Lock-out

IntroductoryImage result for lockout in labour law

Strike is cessation of work by employees, the Lockout is a cessation of work by the Employer. Just as Employees have a right not to sale their Labour, the same way the Employer has a right not to buy it, as a measure of setting the industrial dispute. In the struggle between the capital and labour the weapon of strike is used by the Employees, the weapon of Lockout is used by the Employers. The Lock-out is the antithesis of the strike. The strike and lock-out are regarded as powerful levers to bring about agreements between the Employer and Employees.
Section 2(1) defines the term Lockout. However, the present definition is only a mutilated one. The term was originally and correctly defined in the Trade Dispute Act, 1929. From the definition given in the Trade Dispute Act, the present Act has taken the present definition but has omitted the words “when such closing, suspension or refusal occurs in consequences of a dispute and is intended for the purpose of compelling those persons or of aid in another Employer in compelling persons employed by him to accept terms or condition of, or affecting employment”.
With the omission of these words, the present definition fails to convey the very concept of Lockout. In Sri Ramchandra Spinning Mills v/s State of Madras, 1957 I LLJ 90, the Madras High Court read the deleted portion in the definition to interpret the term lockout. According to the Court, a flood may have swept away the factory, a fire may have gutted the premises; a convulsion of nature may have sucked the whole place underground; still if the place of employment is closed or the work is suspended or the Employer refuses to continue to employ his previous workers, there would be a lockout and the Employer would find himself exposed to the penalties laid down in the Act. Obviously, it shows that the present definition does not convey the concept of the term lockout. The apex court too, therefore, read the effect of the deleted words into the definition (Kaizbetta Estate v/s. Rajamanickam, 1960 II LLJ 275).
The definition of the lockout does not give any clue as to when and on what grounds lock-out can be declared. But Section 23 lays down as to when it cannot be declared. Section 22(2) lays down the same thing in cases of public utility services.
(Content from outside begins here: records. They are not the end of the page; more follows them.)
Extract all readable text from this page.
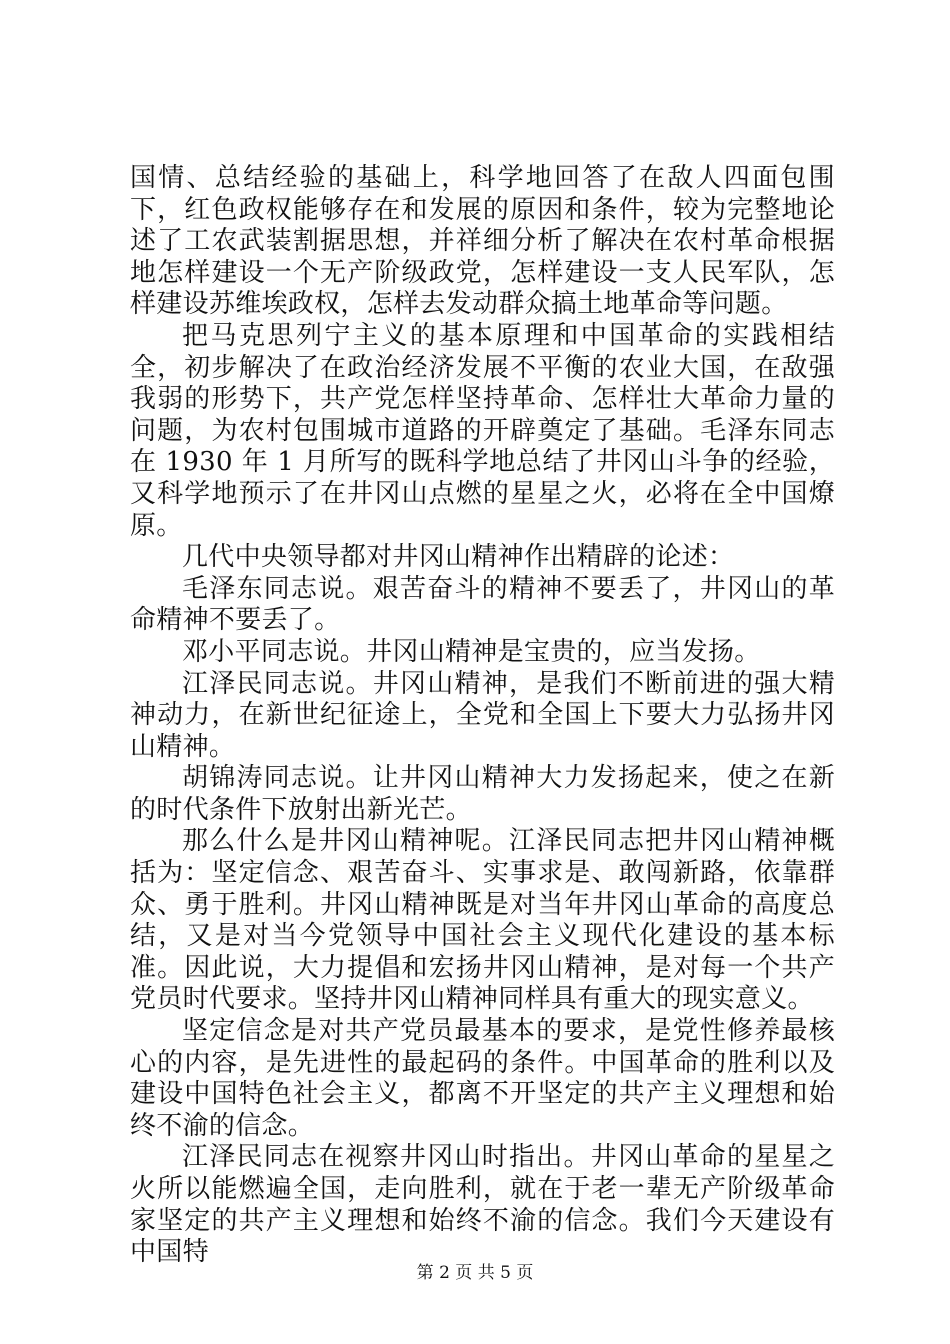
国情、总结经验的基础上，科学地回答了在敌人四面包围下，红色政权能够存在和发展的原因和条件，较为完整地论述了工农武装割据思想，并祥细分析了解决在农村革命根据地怎样建设一个无产阶级政党，怎样建设一支人民军队，怎样建设苏维埃政权，怎样去发动群众搞土地革命等问题。

把马克思列宁主义的基本原理和中国革命的实践相结全，初步解决了在政治经济发展不平衡的农业大国，在敌强我弱的形势下，共产党怎样坚持革命、怎样壮大革命力量的问题，为农村包围城市道路的开辟奠定了基础。毛泽东同志在 1930 年 1 月所写的既科学地总结了井冈山斗争的经验，又科学地预示了在井冈山点燃的星星之火，必将在全中国燎原。

几代中央领导都对井冈山精神作出精辟的论述：

毛泽东同志说。艰苦奋斗的精神不要丢了，井冈山的革命精神不要丢了。

邓小平同志说。井冈山精神是宝贵的，应当发扬。

江泽民同志说。井冈山精神，是我们不断前进的强大精神动力，在新世纪征途上，全党和全国上下要大力弘扬井冈山精神。

胡锦涛同志说。让井冈山精神大力发扬起来，使之在新的时代条件下放射出新光芒。

那么什么是井冈山精神呢。江泽民同志把井冈山精神概括为：坚定信念、艰苦奋斗、实事求是、敢闯新路，依靠群众、勇于胜利。井冈山精神既是对当年井冈山革命的高度总结，又是对当今党领导中国社会主义现代化建设的基本标准。因此说，大力提倡和宏扬井冈山精神，是对每一个共产党员时代要求。坚持井冈山精神同样具有重大的现实意义。

坚定信念是对共产党员最基本的要求，是党性修养最核心的内容，是先进性的最起码的条件。中国革命的胜利以及建设中国特色社会主义，都离不开坚定的共产主义理想和始终不渝的信念。

江泽民同志在视察井冈山时指出。井冈山革命的星星之火所以能燃遍全国，走向胜利，就在于老一辈无产阶级革命家坚定的共产主义理想和始终不渝的信念。我们今天建设有中国特

第 2 页 共 5 页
Closing a Place of Employment or Suspension of Work

When the Employer closes temporarily his place of Employment in order to force his employees to accept a compromise favourable to him on an industrial dispute raised by his employees, it is a ‘Lockout’. The Lock-out can thus be described as temporary – withholding of work by employer, undoubtedly to gain certain concessions from his unwilling – employees. It is usually a counter blast by Employer to a strike by employees and so the antithesis to strike. (Kairbetta Estate, 1960 II LLJ 275 (SO).
Refusal to employ or continue to Employ any number of persons employed by him : The phrase “Refusal by an Employer to continue to employ” – corresponds to the phrase “Cessation of work” or “Refusal to continue to work or employment” occurring in the definition of strike (Mohammed Sham-shuddin v/s Sasamusa Sugar Works Ltd., 1956 II 575).
Similarly, the words “refusal by an employer to continue to employ any number of persons employed by him” has to be read with the rest of the definition and also with the word “Lock-out”. (Feroz Din v/s State of W.B., 1960 I LLJ 244 (SO).
Also it is not a lock-out if the Employer pays to the workmen the wages, does not take work from them (Mohammed Shamsuddin 1956, I LLJ 575). Similarly, if there exists no relationship of Employer-Employee, there cannot be a lock-out (Shakti Electro Mechanical Industries (P) Ltd. vis F.N. Lola, 1974 IILLJ 1). Where the Employer pleads that he had not resorted to a Lock-out but had terminated the Services of Workman, the Adjudicator then cannot hold that there was a lockout, if he holds on facts that the termination was legal and binding. But if the Adjudicator holds that the termination was illegal then it is open to him to hold that the – termination being illegal, there existed a lock-out in as much as there was a failure on the part of the Employer to continue to employ the workman (Shakti Electro Mechanical Industries, 1974 II LLJ 1).